My dad is in the parade today in the town I grew up in. He's not marching – this year he gets to ride on the float. And he's with the Rotary Club, not the Veterans.
But if he chose, he could march with the WWII vets.
He enlisted in the Navy when he was underage because he didn't want to get drafted and have someone else decide how he should serve.
I've seen pictures of him on the ships – tall, skinny kid, dark hair, shirt off, with his buddies, his smile typically modest, even then.
He doesn't talk much about that time. He was not career military. He served, and he came home, and he went back to being a civilian.
On my husband's side of the family, it's a little different. My husband's late father was in the Navy, as was his brother. I never knew Bill's father, but I knew his uncle, who passed away a few years ago from cancer. He was always smiling, this uncle, and his Navy days were always such a part of who he was. One year I made him a cake shaped like the aircraft carrier he served on. He kept in touch with many of his Navy buddies. It was a huge part of his life.

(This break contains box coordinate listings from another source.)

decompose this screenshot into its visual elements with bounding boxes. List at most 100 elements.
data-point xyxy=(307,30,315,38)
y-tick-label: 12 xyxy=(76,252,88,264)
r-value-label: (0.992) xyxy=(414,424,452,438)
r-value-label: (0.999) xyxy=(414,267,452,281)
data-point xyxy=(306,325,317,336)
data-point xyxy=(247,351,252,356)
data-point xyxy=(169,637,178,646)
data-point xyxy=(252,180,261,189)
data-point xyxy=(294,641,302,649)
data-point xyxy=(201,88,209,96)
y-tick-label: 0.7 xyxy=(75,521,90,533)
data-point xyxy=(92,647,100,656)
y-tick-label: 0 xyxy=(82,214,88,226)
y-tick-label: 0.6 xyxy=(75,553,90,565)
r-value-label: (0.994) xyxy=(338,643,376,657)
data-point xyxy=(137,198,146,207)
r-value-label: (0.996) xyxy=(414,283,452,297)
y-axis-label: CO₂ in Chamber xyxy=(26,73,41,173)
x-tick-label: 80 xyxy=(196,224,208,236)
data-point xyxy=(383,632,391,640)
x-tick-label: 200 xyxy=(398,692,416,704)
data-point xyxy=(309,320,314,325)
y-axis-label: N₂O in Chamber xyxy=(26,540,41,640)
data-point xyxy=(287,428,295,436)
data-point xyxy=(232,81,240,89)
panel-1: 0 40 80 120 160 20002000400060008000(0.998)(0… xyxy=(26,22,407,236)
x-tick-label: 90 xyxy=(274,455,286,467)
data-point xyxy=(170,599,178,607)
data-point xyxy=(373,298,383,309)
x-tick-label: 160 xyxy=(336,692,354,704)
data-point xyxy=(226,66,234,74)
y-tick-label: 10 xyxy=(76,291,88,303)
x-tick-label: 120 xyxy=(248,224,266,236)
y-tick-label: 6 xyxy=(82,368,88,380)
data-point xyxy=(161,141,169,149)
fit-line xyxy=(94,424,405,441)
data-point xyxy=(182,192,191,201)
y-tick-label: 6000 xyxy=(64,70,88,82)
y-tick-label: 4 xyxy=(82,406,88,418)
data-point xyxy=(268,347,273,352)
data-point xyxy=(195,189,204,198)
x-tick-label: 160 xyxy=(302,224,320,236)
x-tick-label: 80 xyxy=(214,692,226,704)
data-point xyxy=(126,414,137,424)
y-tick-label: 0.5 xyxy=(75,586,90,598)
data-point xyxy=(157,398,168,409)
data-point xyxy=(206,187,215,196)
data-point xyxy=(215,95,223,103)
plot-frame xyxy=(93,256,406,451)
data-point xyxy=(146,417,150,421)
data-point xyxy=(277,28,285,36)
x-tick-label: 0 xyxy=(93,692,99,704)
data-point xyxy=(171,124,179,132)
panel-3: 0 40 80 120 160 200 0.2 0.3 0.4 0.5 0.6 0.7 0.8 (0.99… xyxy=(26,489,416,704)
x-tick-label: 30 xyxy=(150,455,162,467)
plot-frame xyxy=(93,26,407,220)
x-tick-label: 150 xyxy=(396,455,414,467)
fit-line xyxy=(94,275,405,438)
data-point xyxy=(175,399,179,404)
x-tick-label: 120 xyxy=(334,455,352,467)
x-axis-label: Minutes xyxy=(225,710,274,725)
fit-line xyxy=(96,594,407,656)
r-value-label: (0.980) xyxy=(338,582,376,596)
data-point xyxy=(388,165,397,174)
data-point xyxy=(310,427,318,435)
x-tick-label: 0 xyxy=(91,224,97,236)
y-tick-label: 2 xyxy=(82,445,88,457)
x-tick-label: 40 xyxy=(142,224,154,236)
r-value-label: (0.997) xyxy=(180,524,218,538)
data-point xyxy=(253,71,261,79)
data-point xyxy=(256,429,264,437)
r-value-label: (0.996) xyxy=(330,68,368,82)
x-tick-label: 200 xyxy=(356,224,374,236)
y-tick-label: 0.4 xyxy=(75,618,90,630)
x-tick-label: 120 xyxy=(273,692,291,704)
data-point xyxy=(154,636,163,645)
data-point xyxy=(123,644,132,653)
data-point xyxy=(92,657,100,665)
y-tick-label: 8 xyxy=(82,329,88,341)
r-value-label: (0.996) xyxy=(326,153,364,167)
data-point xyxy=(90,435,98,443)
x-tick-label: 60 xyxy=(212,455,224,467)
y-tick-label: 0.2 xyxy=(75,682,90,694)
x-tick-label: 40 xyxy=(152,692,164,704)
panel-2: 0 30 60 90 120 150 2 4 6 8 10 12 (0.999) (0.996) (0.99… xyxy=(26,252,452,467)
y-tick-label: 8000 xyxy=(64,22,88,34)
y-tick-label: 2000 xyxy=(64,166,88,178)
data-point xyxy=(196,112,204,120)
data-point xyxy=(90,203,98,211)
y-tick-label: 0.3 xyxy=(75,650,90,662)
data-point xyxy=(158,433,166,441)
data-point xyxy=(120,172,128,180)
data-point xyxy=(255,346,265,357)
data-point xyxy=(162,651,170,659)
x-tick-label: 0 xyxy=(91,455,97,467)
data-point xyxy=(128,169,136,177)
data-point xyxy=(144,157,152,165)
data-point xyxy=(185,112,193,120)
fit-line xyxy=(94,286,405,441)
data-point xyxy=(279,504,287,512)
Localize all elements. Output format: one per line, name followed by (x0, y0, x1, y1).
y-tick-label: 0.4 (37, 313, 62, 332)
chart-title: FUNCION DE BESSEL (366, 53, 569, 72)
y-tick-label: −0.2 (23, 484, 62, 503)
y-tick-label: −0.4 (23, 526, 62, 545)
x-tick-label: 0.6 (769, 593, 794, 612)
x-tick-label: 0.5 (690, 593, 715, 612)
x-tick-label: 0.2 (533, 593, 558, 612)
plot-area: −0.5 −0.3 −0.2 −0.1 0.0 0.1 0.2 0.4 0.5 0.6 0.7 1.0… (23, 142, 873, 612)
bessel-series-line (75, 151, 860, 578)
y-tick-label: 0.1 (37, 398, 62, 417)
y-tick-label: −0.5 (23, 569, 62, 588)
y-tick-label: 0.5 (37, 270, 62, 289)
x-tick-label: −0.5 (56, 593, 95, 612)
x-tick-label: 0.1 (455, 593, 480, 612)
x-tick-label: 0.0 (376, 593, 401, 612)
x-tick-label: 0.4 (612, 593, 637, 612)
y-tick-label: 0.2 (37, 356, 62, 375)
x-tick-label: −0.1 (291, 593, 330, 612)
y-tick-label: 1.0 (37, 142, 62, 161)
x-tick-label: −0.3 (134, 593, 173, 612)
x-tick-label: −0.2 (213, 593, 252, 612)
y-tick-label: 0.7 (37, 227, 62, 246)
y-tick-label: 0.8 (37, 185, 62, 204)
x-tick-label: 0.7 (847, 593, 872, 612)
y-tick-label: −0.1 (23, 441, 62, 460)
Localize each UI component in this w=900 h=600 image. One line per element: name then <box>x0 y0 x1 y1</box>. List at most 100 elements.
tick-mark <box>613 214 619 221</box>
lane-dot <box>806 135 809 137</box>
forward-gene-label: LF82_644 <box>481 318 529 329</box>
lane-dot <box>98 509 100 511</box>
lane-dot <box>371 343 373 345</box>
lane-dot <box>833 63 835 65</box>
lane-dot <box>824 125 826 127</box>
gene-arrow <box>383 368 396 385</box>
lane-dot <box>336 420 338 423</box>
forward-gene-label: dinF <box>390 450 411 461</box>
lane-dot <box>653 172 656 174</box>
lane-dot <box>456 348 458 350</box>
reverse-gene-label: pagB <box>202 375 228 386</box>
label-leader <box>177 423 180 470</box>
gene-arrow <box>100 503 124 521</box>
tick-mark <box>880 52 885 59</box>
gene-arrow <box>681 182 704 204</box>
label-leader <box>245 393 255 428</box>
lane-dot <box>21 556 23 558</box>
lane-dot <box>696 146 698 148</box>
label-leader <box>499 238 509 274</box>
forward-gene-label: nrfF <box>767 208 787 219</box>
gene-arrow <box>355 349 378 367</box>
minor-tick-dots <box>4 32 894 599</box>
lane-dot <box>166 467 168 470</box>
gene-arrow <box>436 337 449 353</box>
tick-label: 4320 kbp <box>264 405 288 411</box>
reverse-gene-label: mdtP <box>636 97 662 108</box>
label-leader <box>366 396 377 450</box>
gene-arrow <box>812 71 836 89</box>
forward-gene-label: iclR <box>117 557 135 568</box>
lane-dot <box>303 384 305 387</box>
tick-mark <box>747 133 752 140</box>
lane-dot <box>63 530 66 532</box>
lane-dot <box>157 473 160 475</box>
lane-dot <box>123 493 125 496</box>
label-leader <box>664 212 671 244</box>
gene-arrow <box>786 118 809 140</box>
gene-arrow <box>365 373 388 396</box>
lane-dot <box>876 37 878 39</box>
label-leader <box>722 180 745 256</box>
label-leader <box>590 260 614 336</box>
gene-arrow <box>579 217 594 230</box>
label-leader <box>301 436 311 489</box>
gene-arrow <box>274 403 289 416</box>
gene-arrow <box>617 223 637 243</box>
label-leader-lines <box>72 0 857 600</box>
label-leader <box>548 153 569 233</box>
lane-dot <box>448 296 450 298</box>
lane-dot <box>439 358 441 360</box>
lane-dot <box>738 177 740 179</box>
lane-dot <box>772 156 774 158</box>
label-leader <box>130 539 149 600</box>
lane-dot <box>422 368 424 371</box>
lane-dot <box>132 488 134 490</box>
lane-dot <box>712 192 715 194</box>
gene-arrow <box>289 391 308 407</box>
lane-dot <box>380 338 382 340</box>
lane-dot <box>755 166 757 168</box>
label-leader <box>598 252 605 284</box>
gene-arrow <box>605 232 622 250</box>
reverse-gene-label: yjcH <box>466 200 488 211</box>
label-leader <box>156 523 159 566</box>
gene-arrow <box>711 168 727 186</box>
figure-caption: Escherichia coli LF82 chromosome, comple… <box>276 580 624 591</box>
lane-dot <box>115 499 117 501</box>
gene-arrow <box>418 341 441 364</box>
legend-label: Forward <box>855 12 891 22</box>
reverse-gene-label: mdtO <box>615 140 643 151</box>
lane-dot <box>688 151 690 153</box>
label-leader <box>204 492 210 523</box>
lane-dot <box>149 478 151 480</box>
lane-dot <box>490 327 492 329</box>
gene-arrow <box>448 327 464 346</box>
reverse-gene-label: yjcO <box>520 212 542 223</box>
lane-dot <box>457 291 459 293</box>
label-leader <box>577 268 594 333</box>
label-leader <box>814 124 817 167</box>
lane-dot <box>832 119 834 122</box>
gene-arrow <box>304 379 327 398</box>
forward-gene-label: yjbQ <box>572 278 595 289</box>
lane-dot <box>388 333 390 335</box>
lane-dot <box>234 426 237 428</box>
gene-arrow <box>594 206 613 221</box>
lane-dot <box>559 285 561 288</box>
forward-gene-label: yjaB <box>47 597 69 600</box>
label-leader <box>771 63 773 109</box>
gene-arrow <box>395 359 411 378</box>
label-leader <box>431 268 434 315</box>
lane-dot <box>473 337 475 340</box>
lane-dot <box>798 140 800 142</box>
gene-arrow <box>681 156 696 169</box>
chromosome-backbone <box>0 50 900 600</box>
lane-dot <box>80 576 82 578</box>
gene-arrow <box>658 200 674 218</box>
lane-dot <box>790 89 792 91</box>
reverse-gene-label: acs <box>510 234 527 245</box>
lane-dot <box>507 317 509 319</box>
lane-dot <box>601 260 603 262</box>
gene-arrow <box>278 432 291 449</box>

One of Bill's older brothers served in the Air Guard, and his son does as well. Desert Storm for the father, Afghanistan and Iraq for the son.
Mostly, none of them talk about the bad times. The ugly times. The horror. The death. The stories I hear are lighter – goofy things a bunch of guys did when they had time to act their ages. It's easier to talk about those things. Especially around non-military people who just weren't there and wouldn't understand. Not completely.
My dad was a radio operator - radio as in Morse code transmittions, not the spoken word. He scribbled down messages as they came in. His handwriting is a casualty of the war – jagged, jerky chicken scratch illegible to most people.
He doesn't talk about the loss. About a sister ship that disappeared one night, along with all the men – boys, really – aboard. Like I said, he doesn't talk about that time at all. I suspect there is too much pain there, and my dad is a sensitive man.
He also doesn't live in the past. He served, yes, but that was a long time ago.
He's done other things since then, and I think that's why he hangs with the Rotarians in the parade. He's still an active member, and he'd much rather focus on what is going on in his life here and now, instead of what happened years ago. And the Rotarian motto is, after all, "Service above Self." Kind of similar, right? But in a more peaceful venue, which is more to my dad's taste.
So if I were to say to him "Thank you, Dad, for your service all those years ago," he would (and does) smile modestly and nod his appreciation…and then he'd probably change the subject.
Thank you, Dad. For your service all those years ago. And for all the ways you've served since then. I am proud to be your daughter.
And Thank You, also, to all the men and women who have served, who serve now, and those who will serve one day. Thank you.
Thank you. It cannot be said too many times.